Sehr geehrte Frau Anita Meinelt,
liebe Kolleginnen und Kollegen des Moosburger Stadtrats,

im Namen und Auftrag der Partei Die Linke. in Moosburg stelle ich den folgenden Antrag:

Die Stadt Moosburg nimmt die derzeitige schwierige Situation der in Moosburg angekommenen Flüchtlinge ernst und stellt deshalb für die Neuankömmlinge folgende Einrichtungen zur Verfügung.
  • Sprach- und Alphabetisierungskurse, sofort nach Ankunft
  • Eine ausreichend große Räumlichkeit für einen Sachmarkt, eine Aufenthalts- und Begegnungsstätte mit Internetzugang „Internet-Cafe“ im Stadtzentrum (möglichst in Kooperation Helferkreis, „No was wert“ [Caritas,BRK], Moschee…),  Integrierbar wär hier ggf. auch das sogenannte Repaircafe
  • WLAN in den Flüchtlingsunterkünften


Derzeit existiert in Moosburg eine soziale Einrichtung, getragen und finanziert durch die Caritas und das Bayrische Rote Kreuz, in der nicht mehr benötigte Gegenstände und Kleidung abgegeben werden kann und von Bürgern und Flüchtlingen für einen geringen Betrag erworben werden kann. Diese Einrichtung heißt „No Was Wert“. Dort gibt es auch soziale Beschäftigung (EinEuroJob o. ä.) Da die Räumlichkeiten dieser Einrichtung aber deutlich zu klein sind, haben sich weitere Initiativen gebildet um die Menge an gespendeten Gegenständen und Kleidung zu sammeln und weiterzugeben. So gibt es derzeit vorübergehend in den Räumlichkeiten der Moschee jeden Freitag und Samstag einen Flohmarkt, der sich auch ausschließlich durch Sach- und Kleidungsspenden trägt. Die Menschen die dies organisieren arbeiten ausschließlich Ehrenamtlich. Der Erlös kommt den Flüchtlingen in Moosburg wieder zugute. Auch der Helferkreis hat verschiedene Anlauf- und Sammelstellen bei Privatleuten in der Stadt.

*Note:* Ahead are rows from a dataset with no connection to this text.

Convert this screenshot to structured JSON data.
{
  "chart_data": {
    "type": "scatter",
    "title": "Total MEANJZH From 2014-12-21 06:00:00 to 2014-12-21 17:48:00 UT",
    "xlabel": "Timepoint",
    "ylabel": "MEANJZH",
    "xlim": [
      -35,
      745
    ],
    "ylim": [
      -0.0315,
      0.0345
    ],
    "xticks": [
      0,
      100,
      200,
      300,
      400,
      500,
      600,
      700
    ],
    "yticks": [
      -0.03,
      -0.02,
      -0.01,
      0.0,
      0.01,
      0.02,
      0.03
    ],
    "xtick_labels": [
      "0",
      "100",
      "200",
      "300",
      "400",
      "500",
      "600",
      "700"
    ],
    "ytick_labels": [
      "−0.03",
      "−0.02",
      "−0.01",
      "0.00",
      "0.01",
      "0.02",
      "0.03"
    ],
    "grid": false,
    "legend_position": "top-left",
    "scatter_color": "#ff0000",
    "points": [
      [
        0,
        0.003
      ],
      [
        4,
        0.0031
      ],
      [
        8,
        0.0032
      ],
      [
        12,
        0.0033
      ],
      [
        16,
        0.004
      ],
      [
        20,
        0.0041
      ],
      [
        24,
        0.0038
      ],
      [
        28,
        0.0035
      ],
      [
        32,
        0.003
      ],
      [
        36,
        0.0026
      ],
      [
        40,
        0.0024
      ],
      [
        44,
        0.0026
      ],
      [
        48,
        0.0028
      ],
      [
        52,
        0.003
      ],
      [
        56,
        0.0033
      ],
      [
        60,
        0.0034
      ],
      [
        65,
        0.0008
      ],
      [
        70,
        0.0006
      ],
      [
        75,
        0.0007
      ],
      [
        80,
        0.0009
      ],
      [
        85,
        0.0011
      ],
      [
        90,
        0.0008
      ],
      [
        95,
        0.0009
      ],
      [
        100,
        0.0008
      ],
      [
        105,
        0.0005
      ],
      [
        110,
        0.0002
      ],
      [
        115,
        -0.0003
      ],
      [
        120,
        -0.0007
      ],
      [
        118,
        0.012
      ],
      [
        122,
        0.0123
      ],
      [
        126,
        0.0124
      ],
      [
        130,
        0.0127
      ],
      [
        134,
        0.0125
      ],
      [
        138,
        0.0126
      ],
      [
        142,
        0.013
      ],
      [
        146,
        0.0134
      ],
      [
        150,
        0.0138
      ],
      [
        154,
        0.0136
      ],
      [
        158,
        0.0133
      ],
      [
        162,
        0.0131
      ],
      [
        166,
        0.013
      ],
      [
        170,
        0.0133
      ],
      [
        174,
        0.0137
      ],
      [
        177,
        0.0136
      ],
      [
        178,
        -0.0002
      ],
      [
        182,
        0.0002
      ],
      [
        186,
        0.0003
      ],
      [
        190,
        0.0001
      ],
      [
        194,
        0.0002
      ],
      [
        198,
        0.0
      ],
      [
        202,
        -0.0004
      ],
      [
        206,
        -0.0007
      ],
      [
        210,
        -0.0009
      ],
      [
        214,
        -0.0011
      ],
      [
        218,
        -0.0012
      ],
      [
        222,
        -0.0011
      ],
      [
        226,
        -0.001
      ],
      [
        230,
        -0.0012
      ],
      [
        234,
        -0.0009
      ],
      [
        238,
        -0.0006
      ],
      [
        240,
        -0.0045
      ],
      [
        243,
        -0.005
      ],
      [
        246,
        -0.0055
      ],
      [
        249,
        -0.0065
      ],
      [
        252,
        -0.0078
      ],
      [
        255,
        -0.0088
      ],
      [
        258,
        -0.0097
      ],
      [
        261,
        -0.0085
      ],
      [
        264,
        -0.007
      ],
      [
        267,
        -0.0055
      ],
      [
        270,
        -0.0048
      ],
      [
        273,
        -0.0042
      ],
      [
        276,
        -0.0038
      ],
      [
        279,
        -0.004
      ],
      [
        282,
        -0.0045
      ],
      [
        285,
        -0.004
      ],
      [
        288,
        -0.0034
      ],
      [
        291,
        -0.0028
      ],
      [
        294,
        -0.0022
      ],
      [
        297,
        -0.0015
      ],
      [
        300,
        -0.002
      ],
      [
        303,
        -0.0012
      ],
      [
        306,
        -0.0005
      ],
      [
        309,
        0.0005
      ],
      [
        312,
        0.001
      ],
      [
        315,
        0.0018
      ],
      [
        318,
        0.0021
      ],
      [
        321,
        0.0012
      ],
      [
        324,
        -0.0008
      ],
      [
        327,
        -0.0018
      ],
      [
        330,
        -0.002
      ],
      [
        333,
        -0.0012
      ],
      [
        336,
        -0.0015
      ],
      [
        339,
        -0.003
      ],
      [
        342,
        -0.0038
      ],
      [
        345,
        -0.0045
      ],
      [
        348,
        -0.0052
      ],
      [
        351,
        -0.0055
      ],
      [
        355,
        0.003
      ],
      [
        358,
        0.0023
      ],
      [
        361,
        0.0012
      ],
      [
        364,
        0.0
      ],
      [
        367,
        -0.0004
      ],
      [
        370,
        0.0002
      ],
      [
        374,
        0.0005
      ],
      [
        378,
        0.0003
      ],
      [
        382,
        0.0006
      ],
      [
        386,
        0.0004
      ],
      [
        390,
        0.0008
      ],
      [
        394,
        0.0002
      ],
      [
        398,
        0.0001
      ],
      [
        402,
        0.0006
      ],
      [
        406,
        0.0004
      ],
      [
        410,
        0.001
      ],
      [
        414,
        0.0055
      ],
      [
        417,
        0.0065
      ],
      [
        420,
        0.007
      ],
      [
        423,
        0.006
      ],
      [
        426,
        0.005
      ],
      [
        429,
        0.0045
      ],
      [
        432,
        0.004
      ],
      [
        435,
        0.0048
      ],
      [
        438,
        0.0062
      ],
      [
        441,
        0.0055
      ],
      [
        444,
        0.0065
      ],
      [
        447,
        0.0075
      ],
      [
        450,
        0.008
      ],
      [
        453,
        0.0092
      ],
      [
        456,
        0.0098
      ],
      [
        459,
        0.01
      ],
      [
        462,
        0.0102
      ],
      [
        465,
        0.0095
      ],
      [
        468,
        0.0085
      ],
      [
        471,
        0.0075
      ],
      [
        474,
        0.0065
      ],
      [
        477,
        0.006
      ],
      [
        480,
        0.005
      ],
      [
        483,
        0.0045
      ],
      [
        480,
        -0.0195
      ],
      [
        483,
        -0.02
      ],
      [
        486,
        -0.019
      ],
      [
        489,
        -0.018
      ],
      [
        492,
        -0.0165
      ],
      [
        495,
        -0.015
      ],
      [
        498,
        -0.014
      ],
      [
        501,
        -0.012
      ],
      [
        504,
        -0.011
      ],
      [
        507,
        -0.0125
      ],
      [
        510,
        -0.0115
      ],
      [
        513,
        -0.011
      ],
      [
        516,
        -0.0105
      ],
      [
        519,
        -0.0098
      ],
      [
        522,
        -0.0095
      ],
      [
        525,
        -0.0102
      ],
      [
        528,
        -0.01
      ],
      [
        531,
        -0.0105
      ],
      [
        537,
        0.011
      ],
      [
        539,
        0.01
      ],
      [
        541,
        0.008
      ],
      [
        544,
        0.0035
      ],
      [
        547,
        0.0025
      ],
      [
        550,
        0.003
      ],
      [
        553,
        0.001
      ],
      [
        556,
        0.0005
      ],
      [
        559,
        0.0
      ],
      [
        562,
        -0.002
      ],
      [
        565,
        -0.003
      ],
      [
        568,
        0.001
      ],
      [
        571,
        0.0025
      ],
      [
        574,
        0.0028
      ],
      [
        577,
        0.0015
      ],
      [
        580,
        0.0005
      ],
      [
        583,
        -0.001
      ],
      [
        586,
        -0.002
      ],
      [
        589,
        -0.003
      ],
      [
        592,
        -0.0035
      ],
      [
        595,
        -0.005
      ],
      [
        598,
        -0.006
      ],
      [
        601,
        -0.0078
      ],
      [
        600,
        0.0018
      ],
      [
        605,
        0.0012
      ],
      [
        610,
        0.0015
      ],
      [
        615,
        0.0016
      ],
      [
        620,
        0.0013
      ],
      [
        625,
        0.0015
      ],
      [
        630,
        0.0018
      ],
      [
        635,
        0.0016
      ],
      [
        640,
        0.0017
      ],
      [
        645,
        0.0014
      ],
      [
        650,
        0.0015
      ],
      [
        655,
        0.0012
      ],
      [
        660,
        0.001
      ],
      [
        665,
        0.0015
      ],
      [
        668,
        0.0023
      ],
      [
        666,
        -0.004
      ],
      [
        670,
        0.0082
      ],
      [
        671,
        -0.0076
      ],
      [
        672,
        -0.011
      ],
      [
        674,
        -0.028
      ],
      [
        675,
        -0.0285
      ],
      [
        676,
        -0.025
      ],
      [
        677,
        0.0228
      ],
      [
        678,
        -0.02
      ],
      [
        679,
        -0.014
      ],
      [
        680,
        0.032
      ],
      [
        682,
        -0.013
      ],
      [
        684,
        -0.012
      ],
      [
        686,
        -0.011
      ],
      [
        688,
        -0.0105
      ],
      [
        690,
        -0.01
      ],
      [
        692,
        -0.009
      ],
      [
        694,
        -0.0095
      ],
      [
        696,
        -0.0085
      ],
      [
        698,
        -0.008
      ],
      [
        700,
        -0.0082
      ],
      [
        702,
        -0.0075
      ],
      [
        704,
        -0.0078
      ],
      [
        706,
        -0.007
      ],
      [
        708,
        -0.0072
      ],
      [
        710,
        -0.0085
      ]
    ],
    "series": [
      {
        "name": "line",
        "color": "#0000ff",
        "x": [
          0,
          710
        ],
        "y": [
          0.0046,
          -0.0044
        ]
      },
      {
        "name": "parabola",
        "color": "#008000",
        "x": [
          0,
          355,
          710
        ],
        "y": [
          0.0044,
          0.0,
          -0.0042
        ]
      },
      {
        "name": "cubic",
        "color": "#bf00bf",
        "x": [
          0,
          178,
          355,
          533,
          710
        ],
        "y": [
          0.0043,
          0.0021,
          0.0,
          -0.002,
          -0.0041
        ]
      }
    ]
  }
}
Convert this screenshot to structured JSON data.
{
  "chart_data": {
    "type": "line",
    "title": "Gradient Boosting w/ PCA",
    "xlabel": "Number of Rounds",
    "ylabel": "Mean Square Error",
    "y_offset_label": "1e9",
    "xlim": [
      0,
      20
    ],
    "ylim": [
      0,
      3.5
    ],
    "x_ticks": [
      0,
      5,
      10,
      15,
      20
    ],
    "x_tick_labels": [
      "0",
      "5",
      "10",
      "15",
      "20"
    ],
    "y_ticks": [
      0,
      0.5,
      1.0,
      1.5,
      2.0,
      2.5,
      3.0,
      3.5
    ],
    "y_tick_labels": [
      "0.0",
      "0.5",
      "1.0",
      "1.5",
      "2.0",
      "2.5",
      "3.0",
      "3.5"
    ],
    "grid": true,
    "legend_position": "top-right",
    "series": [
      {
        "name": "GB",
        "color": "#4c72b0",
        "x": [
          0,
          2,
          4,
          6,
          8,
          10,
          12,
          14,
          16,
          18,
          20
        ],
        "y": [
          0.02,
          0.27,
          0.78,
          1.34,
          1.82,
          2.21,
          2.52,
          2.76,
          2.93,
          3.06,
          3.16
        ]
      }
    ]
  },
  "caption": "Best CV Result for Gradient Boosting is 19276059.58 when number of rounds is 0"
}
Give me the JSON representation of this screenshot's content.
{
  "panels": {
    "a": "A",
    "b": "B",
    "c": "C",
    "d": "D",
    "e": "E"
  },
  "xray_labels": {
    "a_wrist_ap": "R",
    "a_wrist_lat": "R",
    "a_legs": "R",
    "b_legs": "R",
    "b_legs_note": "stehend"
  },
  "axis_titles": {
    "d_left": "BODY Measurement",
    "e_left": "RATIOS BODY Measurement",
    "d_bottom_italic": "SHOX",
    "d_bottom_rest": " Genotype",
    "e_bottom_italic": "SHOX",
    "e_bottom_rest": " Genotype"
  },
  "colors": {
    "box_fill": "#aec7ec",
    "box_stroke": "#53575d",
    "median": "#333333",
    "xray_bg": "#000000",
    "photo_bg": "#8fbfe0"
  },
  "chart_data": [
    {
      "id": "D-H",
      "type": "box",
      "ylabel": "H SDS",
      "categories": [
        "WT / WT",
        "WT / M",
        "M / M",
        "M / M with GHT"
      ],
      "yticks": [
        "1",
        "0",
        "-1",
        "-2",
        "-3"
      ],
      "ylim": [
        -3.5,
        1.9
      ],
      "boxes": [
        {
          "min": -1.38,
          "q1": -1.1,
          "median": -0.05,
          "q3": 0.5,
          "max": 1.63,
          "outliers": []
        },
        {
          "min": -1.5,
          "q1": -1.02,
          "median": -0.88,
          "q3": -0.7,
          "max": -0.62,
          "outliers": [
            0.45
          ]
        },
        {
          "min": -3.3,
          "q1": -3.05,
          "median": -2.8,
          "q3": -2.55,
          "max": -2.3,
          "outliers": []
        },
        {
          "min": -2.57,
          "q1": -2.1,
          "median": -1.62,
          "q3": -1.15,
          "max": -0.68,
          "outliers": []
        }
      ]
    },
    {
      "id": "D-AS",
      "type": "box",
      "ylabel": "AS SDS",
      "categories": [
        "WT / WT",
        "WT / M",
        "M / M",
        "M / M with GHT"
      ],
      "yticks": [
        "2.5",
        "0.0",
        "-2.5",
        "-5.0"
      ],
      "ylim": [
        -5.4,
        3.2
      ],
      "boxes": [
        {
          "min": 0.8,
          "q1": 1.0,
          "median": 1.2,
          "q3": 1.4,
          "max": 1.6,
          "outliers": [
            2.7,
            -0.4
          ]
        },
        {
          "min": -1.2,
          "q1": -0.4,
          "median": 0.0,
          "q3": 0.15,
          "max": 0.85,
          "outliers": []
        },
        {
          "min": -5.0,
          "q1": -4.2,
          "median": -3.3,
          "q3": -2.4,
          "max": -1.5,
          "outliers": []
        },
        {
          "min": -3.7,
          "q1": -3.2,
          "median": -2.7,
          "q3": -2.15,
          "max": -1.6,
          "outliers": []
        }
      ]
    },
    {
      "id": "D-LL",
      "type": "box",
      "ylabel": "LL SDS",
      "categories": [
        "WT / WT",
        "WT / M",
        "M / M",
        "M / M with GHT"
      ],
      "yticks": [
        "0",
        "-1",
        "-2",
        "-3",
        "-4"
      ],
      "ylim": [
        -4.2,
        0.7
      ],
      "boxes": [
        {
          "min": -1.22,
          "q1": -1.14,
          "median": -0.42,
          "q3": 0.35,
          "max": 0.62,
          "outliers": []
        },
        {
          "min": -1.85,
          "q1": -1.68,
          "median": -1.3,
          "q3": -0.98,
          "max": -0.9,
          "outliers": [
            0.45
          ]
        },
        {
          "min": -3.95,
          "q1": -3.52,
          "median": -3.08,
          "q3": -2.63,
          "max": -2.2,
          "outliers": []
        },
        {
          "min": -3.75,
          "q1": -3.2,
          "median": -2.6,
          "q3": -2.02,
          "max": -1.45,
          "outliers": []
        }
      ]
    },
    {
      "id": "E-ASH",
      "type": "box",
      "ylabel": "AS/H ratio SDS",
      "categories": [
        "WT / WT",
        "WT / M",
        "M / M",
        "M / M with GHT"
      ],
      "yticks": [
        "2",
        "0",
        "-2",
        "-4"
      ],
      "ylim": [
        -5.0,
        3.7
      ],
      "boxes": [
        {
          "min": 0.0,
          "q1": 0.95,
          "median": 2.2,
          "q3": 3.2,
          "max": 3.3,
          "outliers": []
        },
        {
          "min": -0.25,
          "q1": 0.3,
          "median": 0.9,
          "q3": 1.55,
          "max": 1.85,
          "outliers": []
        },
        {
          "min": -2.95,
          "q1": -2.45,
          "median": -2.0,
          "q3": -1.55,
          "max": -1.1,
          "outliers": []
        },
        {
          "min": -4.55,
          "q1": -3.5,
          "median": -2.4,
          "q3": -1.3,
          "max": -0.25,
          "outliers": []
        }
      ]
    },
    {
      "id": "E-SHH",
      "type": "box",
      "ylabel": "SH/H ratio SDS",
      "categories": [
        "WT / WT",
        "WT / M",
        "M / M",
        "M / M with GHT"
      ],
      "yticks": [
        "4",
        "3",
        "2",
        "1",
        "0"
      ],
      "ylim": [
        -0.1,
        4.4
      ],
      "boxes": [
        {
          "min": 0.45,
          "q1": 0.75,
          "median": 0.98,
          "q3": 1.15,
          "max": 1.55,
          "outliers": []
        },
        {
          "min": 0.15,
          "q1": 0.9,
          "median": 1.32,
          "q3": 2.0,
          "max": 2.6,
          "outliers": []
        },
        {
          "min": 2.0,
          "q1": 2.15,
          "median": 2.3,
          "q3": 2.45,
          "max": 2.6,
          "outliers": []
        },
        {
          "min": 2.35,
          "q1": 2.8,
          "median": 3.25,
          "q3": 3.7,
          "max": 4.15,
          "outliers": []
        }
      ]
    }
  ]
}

Hier ist jetzt die Stadt gefordert ihrer Verantwortung gerecht zu werden.


Diese auf Eigeninitiative einiger Bürger gestarteten Aktivitäten brauchen dringendst eine längerfristig zu Verfügung stehende, ausreichen große Räumlichkeit. Da keine dieser Initiativen über ein dafür ausreichendes Einkommen erzielt (Gewinnerzielung ist nicht vorgesehen), können diese auch keine entsprechenden Räumlichkeiten anmieten.